Ada jenis termometer yang tidak menggunakan raksa, melainkan bimetal berbentuk spiral. Ketika suhu berubah, spiral bimetal akan melengkung atau memuai, dan gerakan ini dihubungkan dengan jarum penunjuk suhu pada skala derajat. Termometer jenis ini sering digunakan pada oven atau pengukur suhu mesin industri.

5. Lampu Sen Kendaraan (Flasher)

Pada beberapa model kendaraan lama, kedipan lampu sen dihasilkan oleh pemanasan bimetal. Arus listrik memanaskan bimetal hingga melengkung dan memutus arus (lampu mati), lalu saat dingin bimetal lurus kembali dan menyambung arus (lampu nyala). Proses ini terjadi berulang-ulang menciptakan efek kedipan.

Tips Belajar Bimetal agar Tidak Tertukar

Agar Anda selalu sukses menjawab soal IPA tentang bimetal, cobalah tips sederhana ini:

  • Abaikan angka nol di depan: Fokuslah pada angka di paling belakang koefisien. Misal $12$ vs $19$.
  • Jembatan Keledai: Ingatlah “Panas-Kecil” (Jika panas, melengkung ke arah koefisien kecil).
  • Visualisasi: Bayangkan logam yang koefisiennya besar sebagai logam yang “lentur” dan logam koefisien kecil sebagai logam yang “kaku”. Saat dipanaskan, si kaku akan menarik si lentur untuk melengkung ke arahnya.

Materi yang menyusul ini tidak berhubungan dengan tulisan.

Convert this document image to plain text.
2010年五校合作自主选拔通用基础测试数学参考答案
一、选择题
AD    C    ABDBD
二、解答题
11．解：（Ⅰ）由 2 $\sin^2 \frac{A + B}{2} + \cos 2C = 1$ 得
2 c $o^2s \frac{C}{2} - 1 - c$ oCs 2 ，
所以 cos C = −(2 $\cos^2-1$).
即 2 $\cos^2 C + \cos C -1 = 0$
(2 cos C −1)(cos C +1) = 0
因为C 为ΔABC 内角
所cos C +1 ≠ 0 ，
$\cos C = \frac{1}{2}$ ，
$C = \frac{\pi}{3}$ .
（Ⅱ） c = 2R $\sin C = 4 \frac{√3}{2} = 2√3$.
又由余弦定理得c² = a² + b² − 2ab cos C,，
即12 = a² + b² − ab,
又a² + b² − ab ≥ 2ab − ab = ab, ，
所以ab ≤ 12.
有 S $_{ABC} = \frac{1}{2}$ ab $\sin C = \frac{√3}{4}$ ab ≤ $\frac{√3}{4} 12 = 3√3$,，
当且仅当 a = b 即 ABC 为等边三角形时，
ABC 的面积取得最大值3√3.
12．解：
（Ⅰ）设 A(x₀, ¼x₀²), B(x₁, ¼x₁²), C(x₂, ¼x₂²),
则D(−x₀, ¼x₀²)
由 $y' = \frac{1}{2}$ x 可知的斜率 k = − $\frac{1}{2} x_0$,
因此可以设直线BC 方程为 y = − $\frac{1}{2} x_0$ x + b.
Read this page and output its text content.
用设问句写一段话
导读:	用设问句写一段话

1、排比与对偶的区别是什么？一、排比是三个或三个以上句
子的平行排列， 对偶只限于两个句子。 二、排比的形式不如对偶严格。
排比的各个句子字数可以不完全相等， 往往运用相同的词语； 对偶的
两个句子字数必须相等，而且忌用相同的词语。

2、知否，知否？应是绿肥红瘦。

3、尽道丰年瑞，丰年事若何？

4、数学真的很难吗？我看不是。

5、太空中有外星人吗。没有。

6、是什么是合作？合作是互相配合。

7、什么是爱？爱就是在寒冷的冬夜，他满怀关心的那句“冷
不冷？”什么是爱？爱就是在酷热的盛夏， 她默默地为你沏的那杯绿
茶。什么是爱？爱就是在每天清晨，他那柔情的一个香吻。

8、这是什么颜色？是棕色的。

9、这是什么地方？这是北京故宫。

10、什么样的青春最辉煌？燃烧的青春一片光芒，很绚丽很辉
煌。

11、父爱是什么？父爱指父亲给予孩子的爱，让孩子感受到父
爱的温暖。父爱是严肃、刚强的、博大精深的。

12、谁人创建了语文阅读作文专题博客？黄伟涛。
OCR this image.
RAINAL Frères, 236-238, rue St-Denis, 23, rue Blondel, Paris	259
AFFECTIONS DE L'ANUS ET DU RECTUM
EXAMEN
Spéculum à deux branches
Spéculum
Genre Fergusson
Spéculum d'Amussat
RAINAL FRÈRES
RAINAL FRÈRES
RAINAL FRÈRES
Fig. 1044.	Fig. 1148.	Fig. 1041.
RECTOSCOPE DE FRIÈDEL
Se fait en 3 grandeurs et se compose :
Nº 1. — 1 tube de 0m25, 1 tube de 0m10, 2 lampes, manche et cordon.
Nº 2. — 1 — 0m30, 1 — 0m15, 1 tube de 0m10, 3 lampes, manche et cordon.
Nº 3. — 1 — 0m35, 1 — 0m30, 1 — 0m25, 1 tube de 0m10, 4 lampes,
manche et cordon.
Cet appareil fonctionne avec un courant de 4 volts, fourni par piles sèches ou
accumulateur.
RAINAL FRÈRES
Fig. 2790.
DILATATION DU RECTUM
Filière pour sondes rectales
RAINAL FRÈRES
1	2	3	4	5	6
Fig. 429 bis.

Baca juga:Gelar Wisuda, Universitas Teknokrat Indonesia Cetak Lulusan Profesional, Berdampak, Berdaya Saing Global Menuju Indonesia Emas

Kesimpulan

Bimetal adalah bukti nyata betapa menariknya ilmu fisika jika kita mau melihat aplikasinya. Hanya dengan memanfaatkan perbedaan sifat pemuaian dua logam, manusia bisa menciptakan berbagai alat keselamatan dan kenyamanan di rumah. Kunci menguasai soal bimetal hanyalah ketelitian dalam melihat kondisi suhu (panas atau dingin) dan membandingkan koefisien muainya.